Some prostate cancer policies drive overdiagnosis, argue experts

Prostate Cancer Social

Prostate cancer test-by-request policies allow men without symptoms to get a prostate-specific antigen (PSA) test if they want one, after speaking with their doctors.

An analysis written by an international group of urologists, epidemiologists, and other experts, published Wednesday in the BMJ, argues that such shared decision policies have led to higher-than-necessary rates of PSA testing, resulting in overdiagnosis, overtreatment, and inequity.

Prostate cancer is the most common cancer in men and the third leading cause of cancer death in men. However, most high-income countries, including the U.S. and the U.K., do not have a national prostate cancer screening program, primarily due to the lack of a simple, high-quality test that can better identify the men most likely to have harmful cancers.

PSA tests cannot differentiate between low-risk cancer that may never cause any harm and aggressive disease that requires treatment. Therefore, while PSA tests save some lives, many believe it’s not accurate enough to warrant national screening recommendations, as exist for breast cancer and other diseases. Almost all high-income countries have instead opted for PSA testing based on decisions made jointly by doctors and their patients.

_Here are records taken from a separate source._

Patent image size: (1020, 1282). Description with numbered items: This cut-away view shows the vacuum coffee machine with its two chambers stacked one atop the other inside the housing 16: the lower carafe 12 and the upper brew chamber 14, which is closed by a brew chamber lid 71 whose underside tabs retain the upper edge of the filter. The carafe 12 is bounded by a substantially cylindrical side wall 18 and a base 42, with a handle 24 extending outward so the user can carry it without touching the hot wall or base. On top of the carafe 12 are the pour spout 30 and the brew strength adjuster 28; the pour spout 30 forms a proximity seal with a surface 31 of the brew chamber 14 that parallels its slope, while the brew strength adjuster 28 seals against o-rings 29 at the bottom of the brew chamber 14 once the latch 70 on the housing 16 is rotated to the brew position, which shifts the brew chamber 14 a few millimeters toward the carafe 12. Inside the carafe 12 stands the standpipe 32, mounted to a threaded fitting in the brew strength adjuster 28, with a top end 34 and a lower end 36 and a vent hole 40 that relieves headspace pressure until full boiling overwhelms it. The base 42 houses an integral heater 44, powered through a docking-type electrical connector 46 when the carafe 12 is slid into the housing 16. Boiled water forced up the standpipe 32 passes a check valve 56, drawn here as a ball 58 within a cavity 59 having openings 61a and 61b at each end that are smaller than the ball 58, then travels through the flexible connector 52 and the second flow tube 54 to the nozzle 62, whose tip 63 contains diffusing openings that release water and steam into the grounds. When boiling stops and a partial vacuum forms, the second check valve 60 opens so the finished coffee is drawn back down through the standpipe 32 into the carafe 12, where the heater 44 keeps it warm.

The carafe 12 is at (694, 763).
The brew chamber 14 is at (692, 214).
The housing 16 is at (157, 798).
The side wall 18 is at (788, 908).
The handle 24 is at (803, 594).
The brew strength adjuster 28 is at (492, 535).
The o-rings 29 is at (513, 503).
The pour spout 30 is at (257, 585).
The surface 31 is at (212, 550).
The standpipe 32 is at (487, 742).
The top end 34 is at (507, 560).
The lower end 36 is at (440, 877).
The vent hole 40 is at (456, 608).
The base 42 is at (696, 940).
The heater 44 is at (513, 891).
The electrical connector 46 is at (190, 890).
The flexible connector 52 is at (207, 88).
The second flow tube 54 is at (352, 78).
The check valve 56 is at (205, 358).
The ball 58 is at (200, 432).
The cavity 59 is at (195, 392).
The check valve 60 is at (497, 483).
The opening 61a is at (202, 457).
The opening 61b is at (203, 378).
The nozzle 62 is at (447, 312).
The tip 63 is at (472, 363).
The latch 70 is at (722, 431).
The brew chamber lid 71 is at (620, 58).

However, the authors contend that relying on such shared decision-making has led to excessive rates of PSA testing, particularly in older men most likely to be harmed by screening and least likely to benefit. They believe it is not clear whether the benefits of PSA screening by choice outweigh the harms of overdiagnosis and overtreatment when low-risk tumors that would never have caused symptoms or shortened life are detected and treated unnecessarily.

In addition, they say that the shared decision-making approach reflects and reproduces health inequities. For example, in Canada and the U.S., PSA testing is less common in ethnic minority groups, while in the U.K. and Switzerland, PSA testing rates are lower in economically disadvantaged areas.

“The current approach of determining testing by shared decision-making has resulted in the worst possible practical outcome of high levels of PSA testing and medical harm, with minimal benefit and inequity,” writes Dr. Andrew Vickers of New York’s Memorial Sloan Kettering Cancer Center, along with his colleagues.

Instead, the authors say implementing a comprehensive, risk-based prostate cancer early detection program that carefully manages testing, biopsies, and subsequent treatment could reduce the disadvantages accompanying PSA-based screening.

Alternatively, they suggest policies that discourage routine PSA testing and make it hard to obtain a test without specific symptoms, with exceptions for high-risk men. However, they acknowledge that such policies are untested and require further research.

“To make better use of PSA testing, policy makers should choose between a comprehensive, risk-adapted approach that is specifically designed to reduce overdiagnosis and overtreatment, or restricting PSA testing to people referred to urologists with symptoms,” the authors concluded. “That choice will need to take into account wider patient and public perspective, as well as health and economic concerns.”